Most of us have experienced some kind of disappointment or betrayal in our relationships at some point in our lives. And I’m sure you already know this, but it bears repeating – it takes a long time to earn trust, and VERY little to lose it.
Now in itself, trust is not an easy thing to give someone – at ALL. But if you also suffer from Pistanthrophobia, it can be damn-near impossible. Want to know more? Let’s get started.
So What’s Pistanthrophobia, Anyway?
Pistanthrophobia comes from the Greek words Pistos which means ‘Trust’, and Anthrophobia which literally means ‘fear of humans’ (If you were wondering, Anthropos means ‘human’ and Phóbos means Fear).
Pistanthrophobia is characterised by an irrational fear of building an intimate and personal relationship with others. Past traumas or harmful experiences carry so much weight, that their fears outweigh the desire to trust others.

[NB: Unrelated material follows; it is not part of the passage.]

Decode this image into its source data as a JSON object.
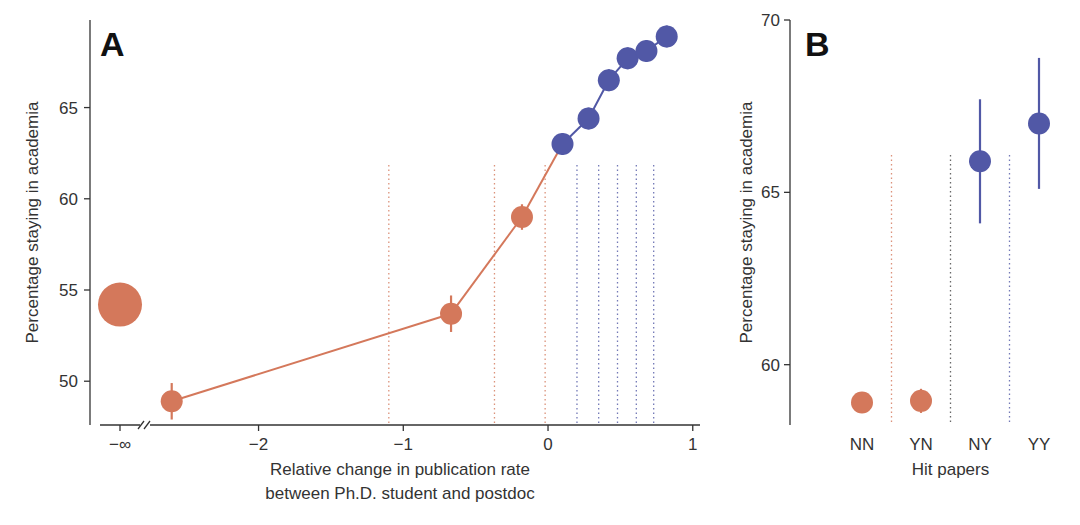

People with this condition typically feel as if everyone sooner or later will disappoint or betray them. They become extremely distrustful. They’re afraid of the idea that aspects of their past may be repeated, and they don’t want to let that happen.
Behaviours of Pistanthrophobia
The effects of Pistanthrophobia are not limited to emotions, but can also extend to other areas of their lives.
People that suffer from Pistanthrophobia replay similar phrases of questions in their heads over and over. These phrases include, ‘Why does this always happen to me’? ‘I’m never going to be happy’. ‘I’m always going to be alone’.
Their self-suggestion can lead them to become both antisocial and isolated. Some of these behaviours include:
- Avoiding activities that involve close interpersonal contact.
- Becoming withdrawn because they fear criticism. There’s an exaggerated fear of being judged, rejected, or betrayed.
- Not attending events or meetings in which they have to meet with strangers they don’t know if they will like.
- Not taking any risks that could endanger their emotions. They are very reluctant to engage with other people. They feel dread when it comes to opening up to others. For that reason, sometimes they seem solitary, introverted, reserved, and even like ‘hermits’.
- Trying to avoid intimate relationships due to their fear of being disappointed again. They don’t want to find a relationship again because of their panic that their trust will be misplaced again.
Pistanthrophobia and Intuition
Normally, difficulty in trusting others starts with distrust in oneself. This distrust directly affects the intuition or sixth sense that dictates whether a person is trustworthy or not.
Now, people with Pistanthrophobia don’t lack intuition per se – they simply don’t trust it. People without Pistanthrophobia don’t always trust their intuition either, they don’t panic when they’re unsure. They typically trust their judgement when they’ve nothing else to go on.
This lack of confidence in our intuition often decreases our confidence in other skills, like defending ourselves if someone attacks us. Thus, because we think we are defenceless, we’ll become even more distrustful. In this way, the phobia cycles into a larger problem.
Another thing to keep in mind is that the more emotionally involved the person with Pistanthrophobia becomes with the other person – these things typically all become worse. They want to give love and trust but feel like they can’t. Therefore, along with distrust, they also feel disappointment, frustration, sadness, anger, guilt, or generalised shame.
So building relationships becomes a very difficult task. It’s a bit like trying to climb a bloody mountain if you’ve vertigo. The fear of falling increases with each step taken, until you feel you aren’t even moving (you probably aren’t. Just saying).
That’s why many people with Pistanthrophobia tend to cut off relationships abruptly. They can no longer continue climbing, or deepen the relationship.
In Conclusion
If after reading this you feel you’ve Pistanthrophobia, believe me – you’re not alone. In a future article, I’ll make some therapeutic suggestions if you’re interested, which will hopefully allow you to face this better. I hope this sheds a bit of light on the subject for you.
I can relate to this topic. I suffered a traumatic experience when I was younger and then it was compounded by unhealthy relationship.
Even though I have gone to counseling and have made significant progress, I still struggle with allowing myself to get close others and allowing others to get close to me. This also hinders my ablility to make connects in the BDSM lifestyle, I have needs as a submissive but I can’t bring myself to engage in any activity that requires me to be intimate.
It’s all great until someone wants something more and I run like hell only to beat myself up later because I do want to love and be loved or cared for in return.
The fear is just too great and it’s a vicious cycle but with continued counseling I hope to turn that around some day.
I’m sorry to hear that you went through the things that you have. However, I’m glad to see you didn’t let it completely overtake you.
I’m sure that over time, everything you went through will be nothing more than a horrid chapter in your life that you can truly be rid of.
Good luck to you, Zoey!
I have been an unhealthy relationship that i lost my trust of others i didnt get into any relationship till now it’s been 4 yrs
I’m sorry to hear that you found yourself in an unhealthy relationship, Navina. Believe me, you’re definitely not alone in that, and those that have been through it typically develop a distrust in others — which can absolutely affect future relationships.
I’m glad to know you’re putting yourself out there again, and wish you the best of luck!